Der ehemalige Nati-Goalie spricht im Interview über grosse Ambitionen und seinen langjährigen Weggefährten Murat Yakin.

Pascal Zuberbühler ist in diesen Tagen ein gefragter Mann. Als «Senior Football Expert» und Mitglied der «Technical Study Group» der Fifa hetzt er in Doha von Termin zu Termin. «Ich bin zwar erst vier Tage hier, doch es fühlt sich viel länger an», lacht er, als wir ihn zum Interview treffen.

Um über die Schweizer Nati zu sprechen, nimmt sich «Zubi» aber gerne ein paar Minuten Zeit. Die Mannschaft, für die er 51 Länderspiele bestritt, liegt ihm weiterhin am Herzen.

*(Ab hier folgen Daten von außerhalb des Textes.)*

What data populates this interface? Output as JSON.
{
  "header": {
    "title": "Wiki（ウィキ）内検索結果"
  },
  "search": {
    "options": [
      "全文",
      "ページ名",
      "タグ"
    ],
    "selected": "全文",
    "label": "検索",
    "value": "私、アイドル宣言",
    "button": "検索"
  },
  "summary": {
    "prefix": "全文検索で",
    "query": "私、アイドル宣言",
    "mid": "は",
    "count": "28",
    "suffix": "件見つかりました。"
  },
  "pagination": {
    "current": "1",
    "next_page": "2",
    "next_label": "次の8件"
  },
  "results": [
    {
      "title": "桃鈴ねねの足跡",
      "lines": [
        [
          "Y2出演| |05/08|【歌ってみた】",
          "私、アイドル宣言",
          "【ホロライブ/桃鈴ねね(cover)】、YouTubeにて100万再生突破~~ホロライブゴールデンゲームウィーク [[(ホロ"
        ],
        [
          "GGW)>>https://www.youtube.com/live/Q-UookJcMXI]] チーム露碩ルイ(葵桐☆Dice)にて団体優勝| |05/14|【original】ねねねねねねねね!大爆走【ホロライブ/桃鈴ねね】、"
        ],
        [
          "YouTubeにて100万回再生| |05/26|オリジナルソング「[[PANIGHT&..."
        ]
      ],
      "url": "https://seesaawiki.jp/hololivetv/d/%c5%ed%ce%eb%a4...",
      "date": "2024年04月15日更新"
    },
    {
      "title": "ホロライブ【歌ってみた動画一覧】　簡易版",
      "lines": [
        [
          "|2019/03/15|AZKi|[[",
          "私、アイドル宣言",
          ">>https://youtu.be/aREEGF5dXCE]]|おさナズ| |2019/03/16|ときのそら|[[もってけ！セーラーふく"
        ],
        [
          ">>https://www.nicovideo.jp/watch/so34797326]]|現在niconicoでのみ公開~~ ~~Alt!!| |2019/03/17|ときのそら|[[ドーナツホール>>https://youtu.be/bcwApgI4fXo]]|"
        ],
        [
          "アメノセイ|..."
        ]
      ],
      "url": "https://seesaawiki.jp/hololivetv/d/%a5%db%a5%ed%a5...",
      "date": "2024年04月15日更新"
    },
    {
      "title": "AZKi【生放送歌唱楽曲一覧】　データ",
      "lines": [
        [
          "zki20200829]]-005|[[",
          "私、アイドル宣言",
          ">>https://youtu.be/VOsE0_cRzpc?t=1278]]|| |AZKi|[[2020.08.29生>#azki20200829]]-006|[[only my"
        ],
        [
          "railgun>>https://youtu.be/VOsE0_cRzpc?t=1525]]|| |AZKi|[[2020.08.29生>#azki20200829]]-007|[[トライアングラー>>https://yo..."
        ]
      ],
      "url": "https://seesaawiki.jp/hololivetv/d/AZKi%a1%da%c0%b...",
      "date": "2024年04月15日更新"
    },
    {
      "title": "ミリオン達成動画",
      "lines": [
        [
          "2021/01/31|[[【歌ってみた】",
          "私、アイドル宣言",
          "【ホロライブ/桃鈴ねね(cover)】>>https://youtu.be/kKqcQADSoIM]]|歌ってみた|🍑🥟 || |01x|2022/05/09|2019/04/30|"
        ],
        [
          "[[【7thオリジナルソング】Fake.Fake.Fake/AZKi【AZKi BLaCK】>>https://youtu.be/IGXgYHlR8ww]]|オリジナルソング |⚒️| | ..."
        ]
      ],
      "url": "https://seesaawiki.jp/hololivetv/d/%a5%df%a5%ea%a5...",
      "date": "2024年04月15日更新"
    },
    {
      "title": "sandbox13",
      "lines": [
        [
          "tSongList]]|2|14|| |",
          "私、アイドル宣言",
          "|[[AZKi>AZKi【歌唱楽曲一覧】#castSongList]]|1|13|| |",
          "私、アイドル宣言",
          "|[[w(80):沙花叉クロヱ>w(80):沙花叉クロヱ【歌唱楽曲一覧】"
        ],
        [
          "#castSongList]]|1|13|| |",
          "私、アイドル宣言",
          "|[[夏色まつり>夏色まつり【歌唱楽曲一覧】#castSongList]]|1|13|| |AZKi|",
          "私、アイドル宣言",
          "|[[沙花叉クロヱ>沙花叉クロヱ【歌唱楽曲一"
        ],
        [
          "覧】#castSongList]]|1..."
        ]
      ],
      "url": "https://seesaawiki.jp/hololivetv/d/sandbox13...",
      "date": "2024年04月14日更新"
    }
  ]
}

Und geht es nach dem Ex-Nati-Goalie, wird das Team seines langjährigen Weggefährten Murat Yakin die Schweizer Fussball-Fans begeistern.

SRF Sport: Pascal Zuberbühler, die Schweizer Nationalmannschaft startet mit grossen Ambitionen ins WM-Turnier in Katar. Wie haben Sie die Nati zuletzt erlebt?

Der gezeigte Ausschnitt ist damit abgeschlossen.